Le banquet des pécheurs – fr. Joël-Marie Boudaroua op

par | 15 juin 2008

Le banquet des pécheurs
 
(Homélie du fr. Joël Boudaroua, le dimanche 13 juin 2010 sur Luc 7, 36 à 8, 3)
Jésus passait à travers villes et villages, proclamant la Bonne Nouvelle du règne de Dieu … Quelle est cette Bonne Nouvelle, littéralement cet Évangile, proclamée par Jésus, en quoi consiste-t-elle exactement ? La Bonne Nouvelle, c’est qu’avec Jésus, le salut s’est approché de cette ville, de ce village, de cette maison, de chacun de nous… « En sa personne, dit saint Paul, il a tout réconcilié avec Dieu » ; « en sa personne, il a tué la haine » (Eph 2, 16), il a condamné la condamnation, réprouvé la réprobation, jugé le jugement que nous portons si facilement les uns sur les autres…La Bonne Nouvelle, c’est qu’étant tous pécheurs, – que nous devions 50 ou 500 pièces d’argent nous ne pourrons jamais les rembourser -, « la sentence d’acquittement », comme dit Chateaubriand, a été proclamée pour ceux qui se reconnaissent incapables de se sauver eux-mêmes et attendent leur salut de Dieu seul. « Tes péchés sont pardonnés »: telle est la Bonne Nouvelle qui ressort de la rencontre entre Jésus et une pécheresse dans la maison d’un pharisien où il est invité à dîner. On s’en doute, le but de ce dîner n’était pas la rencontre avec la femme qui n’était pas invitée à ce repas. Ce repas, il faut l’imaginer comme un banquet platonicien, un symposium, on dirait aujourd’hui un dîner-débat, où le repas n’est qu’un prétexte à discussion autour d’un centre d’intérêt commun, d’une question bien définie, par exemple : Connaître Jésus, Qui est cet homme ?  Est-il réellement prophète ?  Nous sommes donc dans le genre littéraire symposiarque, dans le genre du symposium, du banquet et, comme il se doit, il y a un invité d’honneur, Socrate chez Platon, Jésus chez saint Luc, et un hôte qui est toujours un homme riche, influent et cultivé, là Agathon, ici Simon le pharisien ; un hôte qui entre souvent en conflit avec ses invités, surtout avec l’invité principal. Ici, le conflit éclate à l’arrivée d’une femme, « une femme de la ville, une pécheresse »…Pourquoi est-elle venue ? Elle avait appris que Jésus mangeait chez le pharisien ; a-t-elle croisé dans la rue ou à l’entrée de la maison ce regard qui n’était ni de mépris ni de désir mais d’amour pur ? A-t-elle alors senti le vide de son existence ? Elle est là maintenant à ses pieds ; les regards sont braqués sur elle, les convives sont assez mal à l’aise… imaginez que se faufile, dans une réunion du Rotary, à un dîner de l’Automobile club ou même dans notre assemblée une créature en mini jupe, bas résilles et talons aiguilles….
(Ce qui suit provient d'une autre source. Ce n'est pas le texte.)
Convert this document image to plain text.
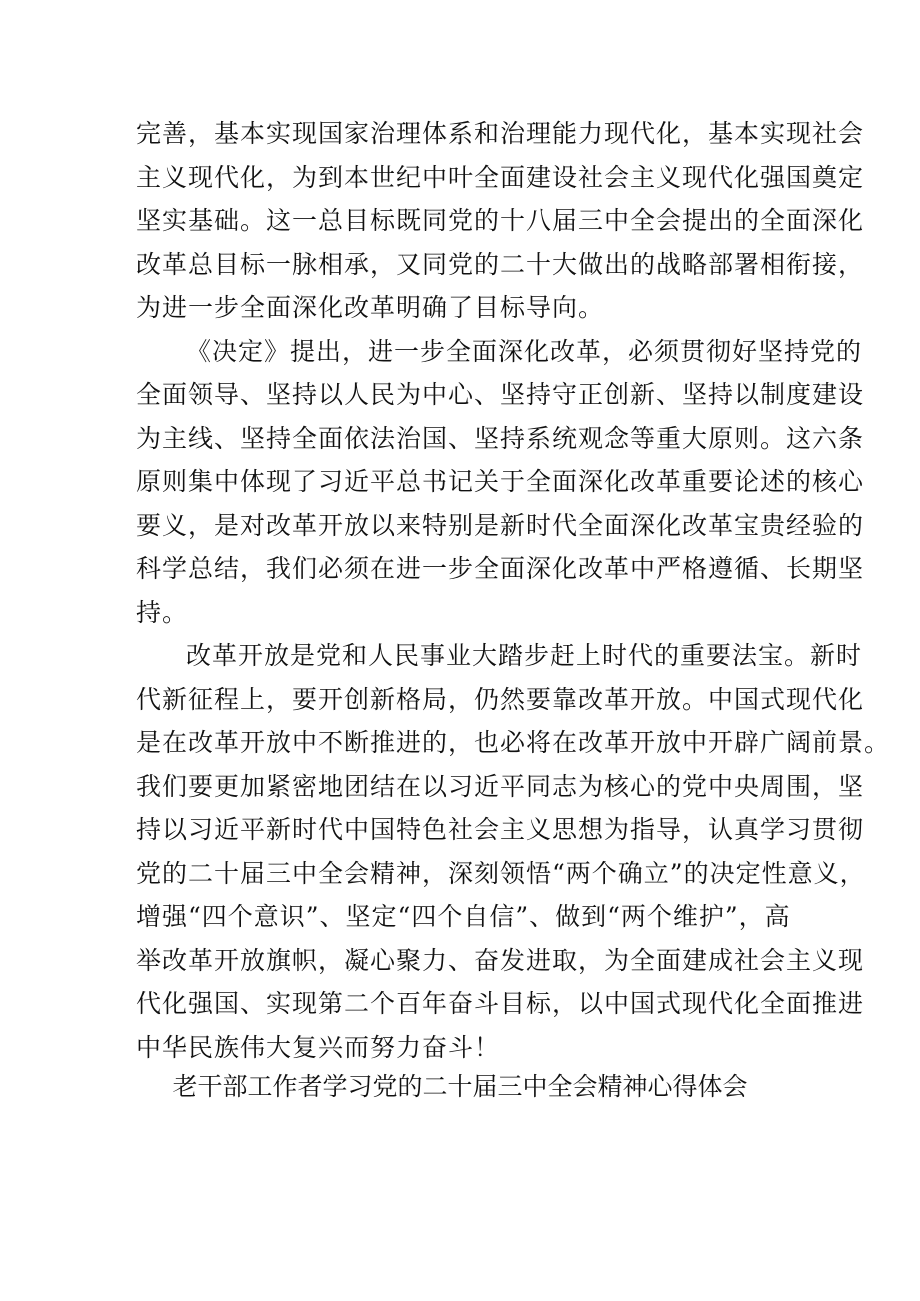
完善，基本实现国家治理体系和治理能力现代化，基本实现社会
主义现代化，为到本世纪中叶全面建设社会主义现代化强国奠定
坚实基础。这一总目标既同党的十八届三中全会提出的全面深化
改革总目标一脉相承，又同党的二十大做出的战略部署相衔接，
为进一步全面深化改革明确了目标导向。
《决定》提出，进一步全面深化改革，必须贯彻好坚持党的
全面领导、坚持以人民为中心、坚持守正创新、坚持以制度建设
为主线、坚持全面依法治国、坚持系统观念等重大原则。这六条
原则集中体现了习近平总书记关于全面深化改革重要论述的核心
要义，是对改革开放以来特别是新时代全面深化改革宝贵经验的
科学总结，我们必须在进一步全面深化改革中严格遵循、长期坚
持。
改革开放是党和人民事业大踏步赶上时代的重要法宝。新时
代新征程上，要开创新格局，仍然要靠改革开放。中国式现代化
是在改革开放中不断推进的，也必将在改革开放中开辟广阔前景。
我们要更加紧密地团结在以习近平同志为核心的党中央周围，坚
持以习近平新时代中国特色社会主义思想为指导，认真学习贯彻
党的二十届三中全会精神，深刻领悟“两个确立”的决定性意义，
增强“四个意识”、坚定“四个自信”、做到“两个维护”，高
举改革开放旗帜，凝心聚力、奋发进取，为全面建成社会主义现
代化强国、实现第二个百年奋斗目标，以中国式现代化全面推进
中华民族伟大复兴而努力奋斗！
老干部工作者学习党的二十届三中全会精神心得体会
Si au moins elle disait quelque chose, si elle disait comme David à Nathan : Oui, je le reconnais, « j’ai méprisé le Seigneur en faisant ce qui est mal à ses yeux, j’ai péché contre le Seigneur », je demande pardon (2 Samuel 12, 13) mais rien de tout cela : les gestes qu’elle pose, qu’elle ose, – embrasser les pieds de quelqu’un, les essuyer avec ses cheveux – sont extrêmement ambigus dans ces circonstances…Simon et ses invités n’y comprennent plus rien, ils sont éberlués par l’attitude de la femme et déconcertés par l’attitude de Jésus : ce ne sont pas seulement les convenances qui sont bousculées, mais la Loi qui est transgressée, les commandements profanés, la Tora ridiculisée : « Si cet homme était prophète, il saurait qui elle est » ; il saurait que celui qui est au contact de l’impure se rend lui-même impur !
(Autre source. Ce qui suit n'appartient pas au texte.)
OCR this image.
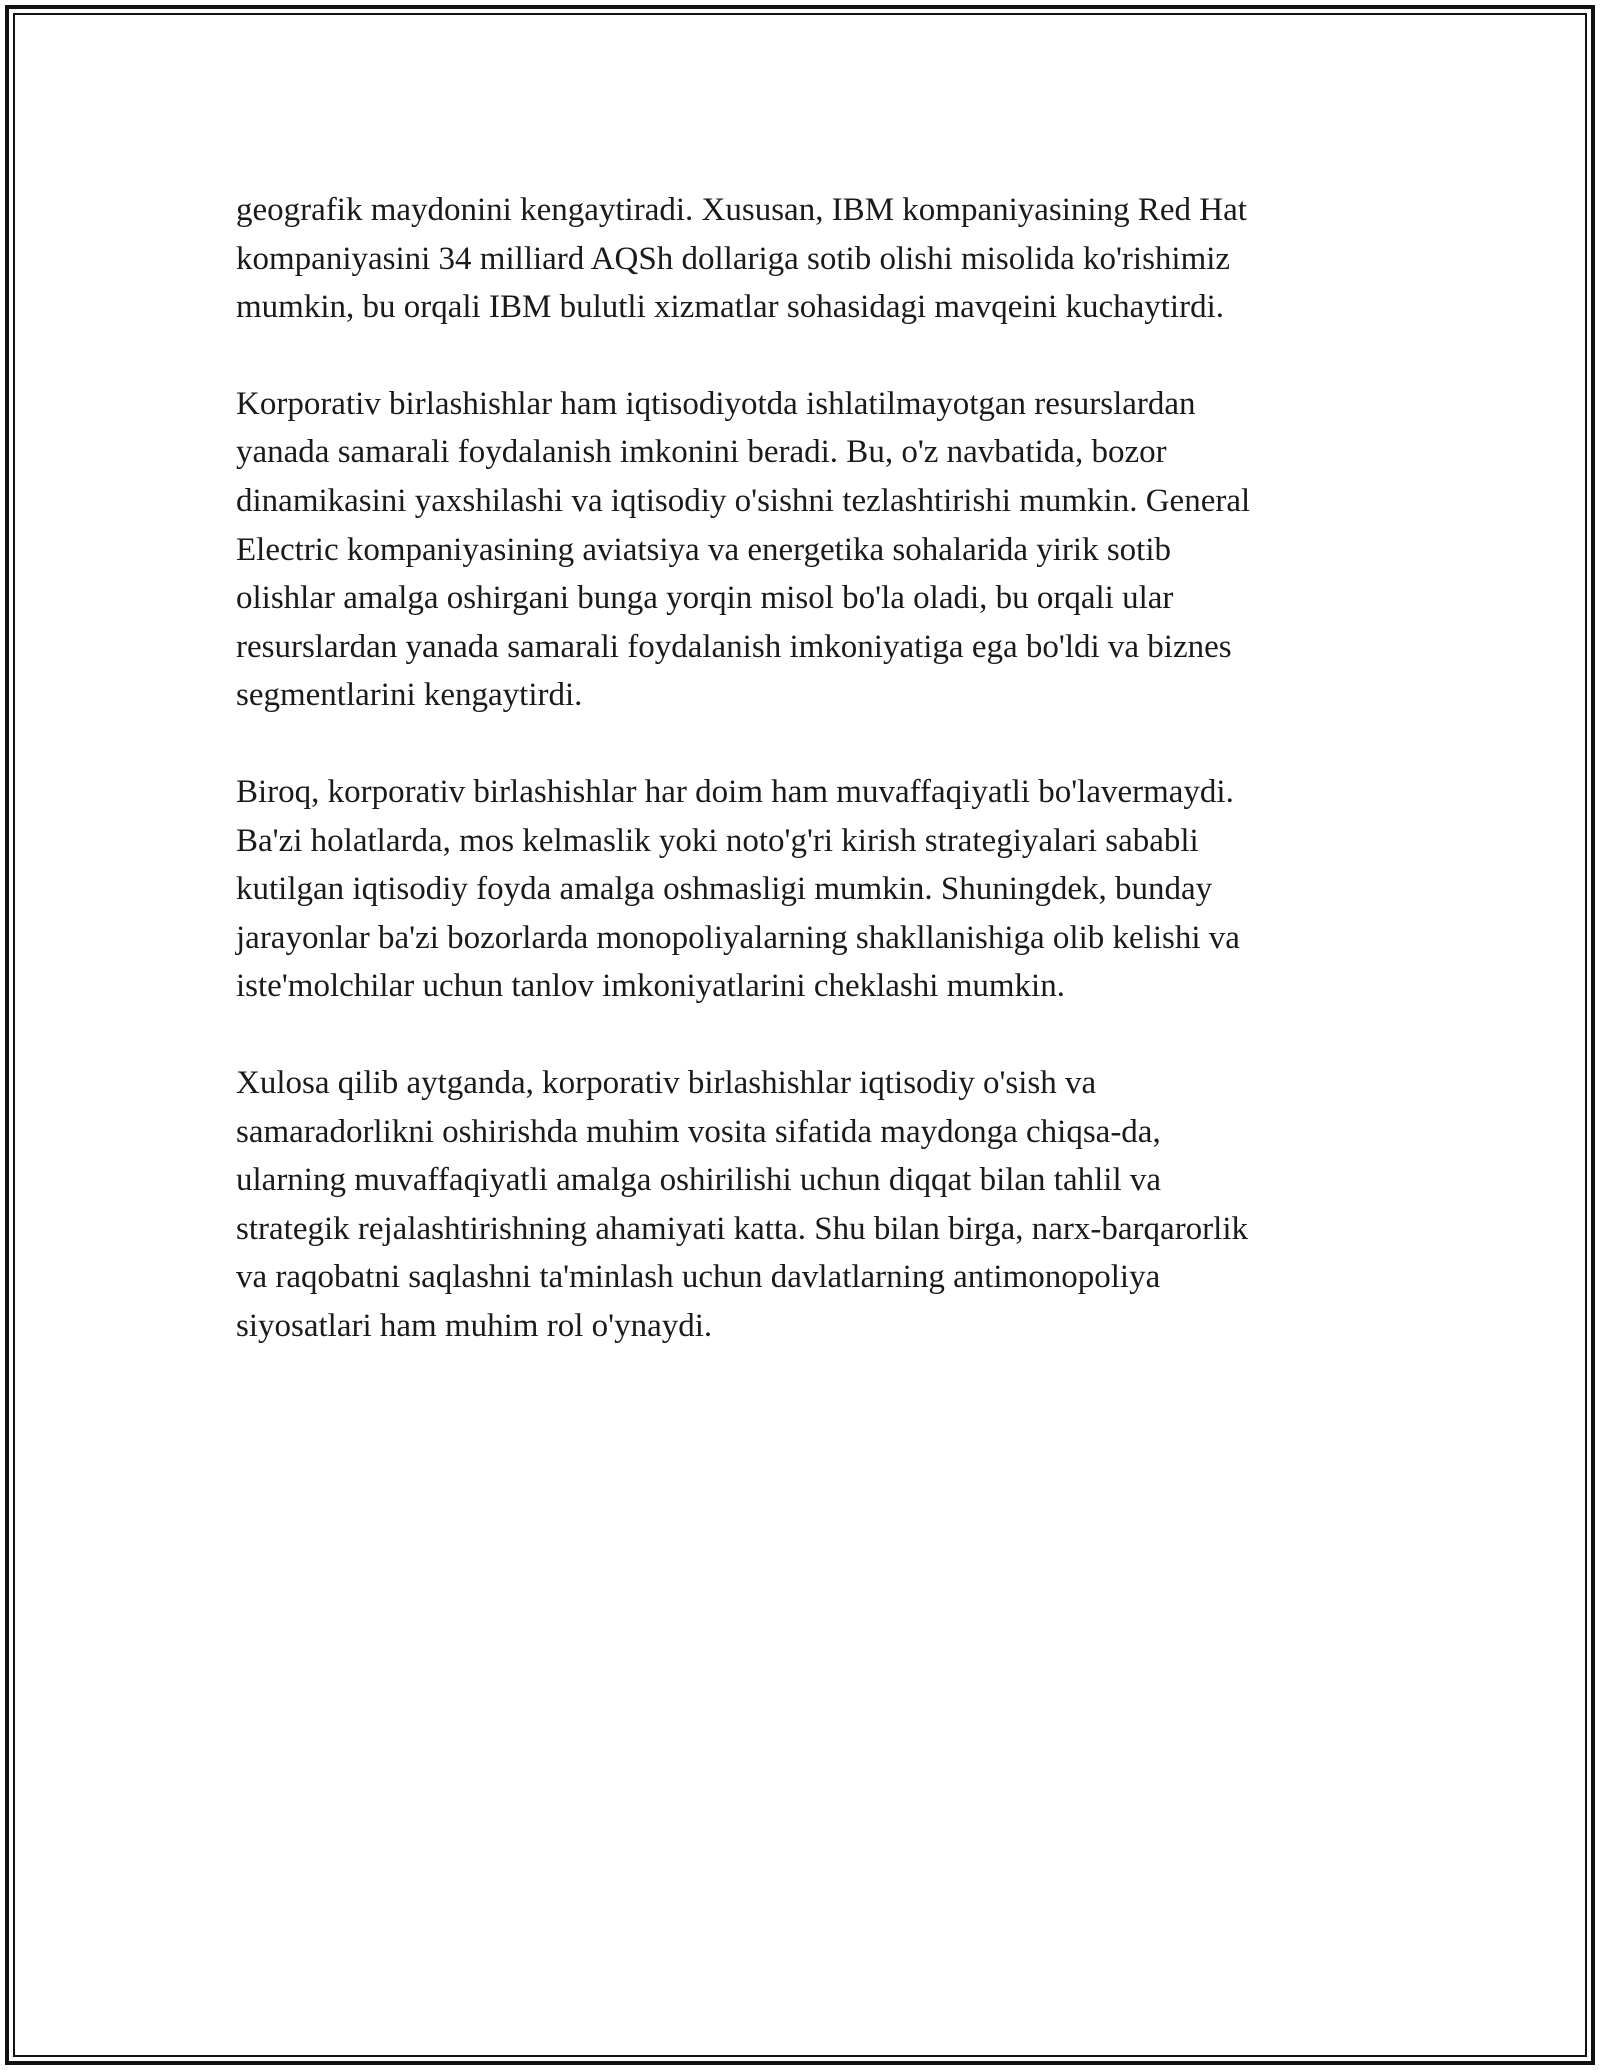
geografik maydonini kengaytiradi. Xususan, IBM kompaniyasining Red Hat
kompaniyasini 34 milliard AQSh dollariga sotib olishi misolida ko'rishimiz
mumkin, bu orqali IBM bulutli xizmatlar sohasidagi mavqeini kuchaytirdi.

Korporativ birlashishlar ham iqtisodiyotda ishlatilmayotgan resurslardan
yanada samarali foydalanish imkonini beradi. Bu, o'z navbatida, bozor
dinamikasini yaxshilashi va iqtisodiy o'sishni tezlashtirishi mumkin. General
Electric kompaniyasining aviatsiya va energetika sohalarida yirik sotib
olishlar amalga oshirgani bunga yorqin misol bo'la oladi, bu orqali ular
resurslardan yanada samarali foydalanish imkoniyatiga ega bo'ldi va biznes
segmentlarini kengaytirdi.

Biroq, korporativ birlashishlar har doim ham muvaffaqiyatli bo'lavermaydi.
Ba'zi holatlarda, mos kelmaslik yoki noto'g'ri kirish strategiyalari sababli
kutilgan iqtisodiy foyda amalga oshmasligi mumkin. Shuningdek, bunday
jarayonlar ba'zi bozorlarda monopoliyalarning shakllanishiga olib kelishi va
iste'molchilar uchun tanlov imkoniyatlarini cheklashi mumkin.

Xulosa qilib aytganda, korporativ birlashishlar iqtisodiy o'sish va
samaradorlikni oshirishda muhim vosita sifatida maydonga chiqsa-da,
ularning muvaffaqiyatli amalga oshirilishi uchun diqqat bilan tahlil va
strategik rejalashtirishning ahamiyati katta. Shu bilan birga, narx-barqarorlik
va raqobatni saqlashni ta'minlash uchun davlatlarning antimonopoliya
siyosatlari ham muhim rol o'ynaydi.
Alors, pour détendre un peu l’atmosphère, pour détourner sur lui les regards désapprobateurs insupportables pour cette femme, Jésus, avec beaucoup de délicatesse, raconte une parabole : « Un créancier avait deux débiteurs ; le premier devait cinq cent pièces d’argent, l’autre cinquante. Comme ni l’un ni l’autre ne pouvait rembourser, il remit à tous deux leur dette. Lequel des deux l’aimera davantage ? ». L’insertion de cette parabole dans le récit donne

beaucoup de fil à retordre aux exégètes, car le rapport entre la parabole et le récit n’est pas homogène : dans l’ensemble parabole /récit, il y a deux éléments qui ont leur cohérence mais qui ne vont pas ensemble : le sens évident de la parabole c’est que l’amour est la conséquence du pardon ; lequel des deux aimera davantage ? Celui qui aime davantage c’est celui à qui on a remis davantage, répond le pharisien ; en effet, celui à qui on pardonne peu montre peu d’amour, confirme Jésus plus loin. La suite du récit, à l’encontre du sens de la parabole, semble tenir que l’amour est la cause du pardon : Si ses nombreux péchés sont pardonnés, dit maintenant Jésus, c’est à cause de son grand amour ! Mais ce n’est pas très cohérent avec la parabole ; pour rendre sa cohérence à l’ensemble de la péricope, tout simplement pour la rendre compréhensible, il faudrait traduire : Le grand amour qu’elle a manifesté, je te le dis, prouve que ses nombreux péchés ont été pardonnés. On comprend pourquoi : parce que le pardon de Dieu, la remise, la grâce nous précèdent toujours, ils sont toujours antérieurs, toujours prévenants, toujours inconditionnels ; ils sont au principe de l’amour, de la reconnaissance, de l’empressement qu’ils suscitent même si, nous le savons, l’amour peut racheter une multitude de péchés et reste nécessaire pour que s’exerce le pardon de Dieu. (Et c’est pourquoi la traduction courante reste valable et c’est celle que la tradition a retenue). Mais si le pharisien a montré peu d’amour, – tu ne m’as pas embrassé, tu ne m’as pas offert de parfum, lui reproche Jésus -, c’est parce qu’on lui a peu pardonné ; Dieu n’a jamais pu lui faire grâce que de ce « peu », de ses 50 pièces d’argent, de ses petits péchés, de ses menus plaisirs que la bonne conscience d’observer la Loi suffisait de toute façon à couvrir…Si on lui a peu pardonné, c’est aussi parce qu’il n’a que faire de l’amour, de l’amour abyssal du Christ qui a besoin pour se répandre d’un cœur profond, débiteur de 500 pièces d’argent au moins, d’un cœur assoiffé à qui on peut faire grâce de beaucoup, à qui Dieu doit beaucoup pardonner mais qui reste ouvert au grand amour et qui est inspiré par la foi qui sauve.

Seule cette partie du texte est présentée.